Gina berdecak, "Gak asik. Si tukang drum sih ngajak berantem mulu. Okey, gue gak bakal ngasih tahu orang lain. Emang kenapa Sarah gak bisa balik suka atau nerima tuh cowok?"

"Karena Kania juga suka sama cowok itu. So, kenapa Sarah gak pernah peduli sama tuh cowok, karena dia gak mau ngambil apa yang sahabatnya suka. Dan, di kelas kita mulai ada drama korea."

Gue terdiam. Jangan sampai cowok yang dimaksud Pika itu gue. Gak! Gue gak mau kalo sampai kayak gitu. Gue gak sudi diperlakukan seperti itu sama Sarah. Asu, kenapa gue jadi lebay begini?
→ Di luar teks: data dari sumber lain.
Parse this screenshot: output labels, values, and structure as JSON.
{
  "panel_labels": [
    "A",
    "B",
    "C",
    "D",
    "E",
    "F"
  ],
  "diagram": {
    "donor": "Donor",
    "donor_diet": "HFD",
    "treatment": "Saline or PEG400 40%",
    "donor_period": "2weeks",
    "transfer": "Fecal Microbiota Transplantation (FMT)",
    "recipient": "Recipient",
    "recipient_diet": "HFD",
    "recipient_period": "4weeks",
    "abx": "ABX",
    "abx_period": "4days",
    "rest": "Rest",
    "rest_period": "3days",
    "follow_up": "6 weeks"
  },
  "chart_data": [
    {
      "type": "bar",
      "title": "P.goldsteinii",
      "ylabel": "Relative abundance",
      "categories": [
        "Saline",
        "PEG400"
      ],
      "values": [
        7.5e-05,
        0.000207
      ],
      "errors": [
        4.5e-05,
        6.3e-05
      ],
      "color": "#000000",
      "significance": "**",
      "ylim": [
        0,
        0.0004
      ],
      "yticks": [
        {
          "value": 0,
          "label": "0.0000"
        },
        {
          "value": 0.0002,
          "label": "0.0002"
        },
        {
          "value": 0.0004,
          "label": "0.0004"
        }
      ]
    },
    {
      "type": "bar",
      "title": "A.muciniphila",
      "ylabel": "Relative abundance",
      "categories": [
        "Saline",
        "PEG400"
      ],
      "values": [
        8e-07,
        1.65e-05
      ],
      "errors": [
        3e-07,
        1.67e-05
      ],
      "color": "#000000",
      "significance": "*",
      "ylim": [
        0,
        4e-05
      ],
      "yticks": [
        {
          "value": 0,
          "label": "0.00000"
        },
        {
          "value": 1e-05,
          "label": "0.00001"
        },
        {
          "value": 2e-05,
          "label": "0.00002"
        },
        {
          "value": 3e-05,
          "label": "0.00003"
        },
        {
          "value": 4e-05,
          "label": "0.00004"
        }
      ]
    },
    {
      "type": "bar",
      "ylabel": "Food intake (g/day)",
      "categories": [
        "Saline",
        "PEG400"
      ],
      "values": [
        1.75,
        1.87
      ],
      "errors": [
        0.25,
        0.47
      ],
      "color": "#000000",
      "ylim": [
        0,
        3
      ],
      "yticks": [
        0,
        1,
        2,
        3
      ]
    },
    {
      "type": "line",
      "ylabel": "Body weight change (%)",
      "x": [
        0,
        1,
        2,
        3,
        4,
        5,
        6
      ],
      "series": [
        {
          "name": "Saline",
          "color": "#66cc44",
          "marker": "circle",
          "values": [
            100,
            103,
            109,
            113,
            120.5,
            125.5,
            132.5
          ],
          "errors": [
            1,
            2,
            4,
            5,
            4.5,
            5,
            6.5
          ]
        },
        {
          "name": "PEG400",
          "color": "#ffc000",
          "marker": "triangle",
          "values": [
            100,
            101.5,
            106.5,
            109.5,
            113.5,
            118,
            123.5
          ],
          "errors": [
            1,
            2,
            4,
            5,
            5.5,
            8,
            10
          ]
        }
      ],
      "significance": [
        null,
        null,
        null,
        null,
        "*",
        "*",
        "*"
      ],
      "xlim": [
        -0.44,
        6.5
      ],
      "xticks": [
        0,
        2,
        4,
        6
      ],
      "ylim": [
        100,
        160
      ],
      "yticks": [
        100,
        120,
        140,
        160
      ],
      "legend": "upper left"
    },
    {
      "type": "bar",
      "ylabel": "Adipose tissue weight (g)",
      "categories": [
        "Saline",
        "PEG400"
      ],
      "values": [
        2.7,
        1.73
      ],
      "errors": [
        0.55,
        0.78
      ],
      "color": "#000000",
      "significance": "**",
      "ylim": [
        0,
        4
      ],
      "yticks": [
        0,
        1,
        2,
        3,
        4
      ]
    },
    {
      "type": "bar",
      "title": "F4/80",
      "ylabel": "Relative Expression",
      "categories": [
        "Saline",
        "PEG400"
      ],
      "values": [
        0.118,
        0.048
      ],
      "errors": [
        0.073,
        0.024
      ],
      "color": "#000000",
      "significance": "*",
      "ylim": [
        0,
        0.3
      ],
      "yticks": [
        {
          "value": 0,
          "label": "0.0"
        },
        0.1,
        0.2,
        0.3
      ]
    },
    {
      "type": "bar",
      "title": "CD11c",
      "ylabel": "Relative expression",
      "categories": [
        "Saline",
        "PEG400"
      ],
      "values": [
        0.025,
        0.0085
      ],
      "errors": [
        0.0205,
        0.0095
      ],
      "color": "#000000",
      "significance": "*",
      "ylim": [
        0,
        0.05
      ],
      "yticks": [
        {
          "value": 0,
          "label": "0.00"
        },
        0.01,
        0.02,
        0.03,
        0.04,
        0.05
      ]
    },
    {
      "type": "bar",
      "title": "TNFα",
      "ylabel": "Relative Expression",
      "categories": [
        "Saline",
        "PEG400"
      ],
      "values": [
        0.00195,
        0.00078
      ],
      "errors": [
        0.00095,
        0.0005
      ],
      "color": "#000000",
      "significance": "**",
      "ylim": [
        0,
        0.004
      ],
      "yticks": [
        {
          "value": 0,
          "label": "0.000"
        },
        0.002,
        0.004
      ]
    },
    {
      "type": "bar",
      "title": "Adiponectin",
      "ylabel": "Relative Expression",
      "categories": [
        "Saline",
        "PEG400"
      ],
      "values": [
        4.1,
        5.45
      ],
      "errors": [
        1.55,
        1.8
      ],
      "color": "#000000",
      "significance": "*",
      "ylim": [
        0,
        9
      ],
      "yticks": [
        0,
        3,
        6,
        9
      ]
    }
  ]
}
Gue mengusap rambut, menjambaknya keras. Udah tahu mereka tukang gosip, kenapa gue percaya omongan sampah mereka?

Gina tertawa, "Gak yakin gue Sarah bisa tahan buat gak nerima tuh cowok. Secara, dari dulu aja udah keliatan kalo tuh cowok bener-bener ngejar Sarah."

"Ya gimana lagi, kalo gue jadi Sarah pun, gue bakal ngelakuin hal yang sama. Termasuk merelakan orang yang selama ini gue suka, tapi gue tahan, dan akhirnya sahabat sendiri yang dapet. Itu pasti anjing tralala banget kalo sampai Sarah selama ini balik suka sama tuh cowok. Bisa gawat jiwa dia." Pika menghela napas, "Tapi, sedingin-dinginnya cewek, kalo hatinya udah melunak, pasti luluh juga. Apalagi cewek non pengalaman kayak Sarah."

Gue mengerti sekarang. Hal yang harus gue lakukan sebelum mimpi buruk itu jadi nyata, adalah dengan mengikuti saran Ayah semalam.

Gue bakal nembak tuh cewek secepatnya.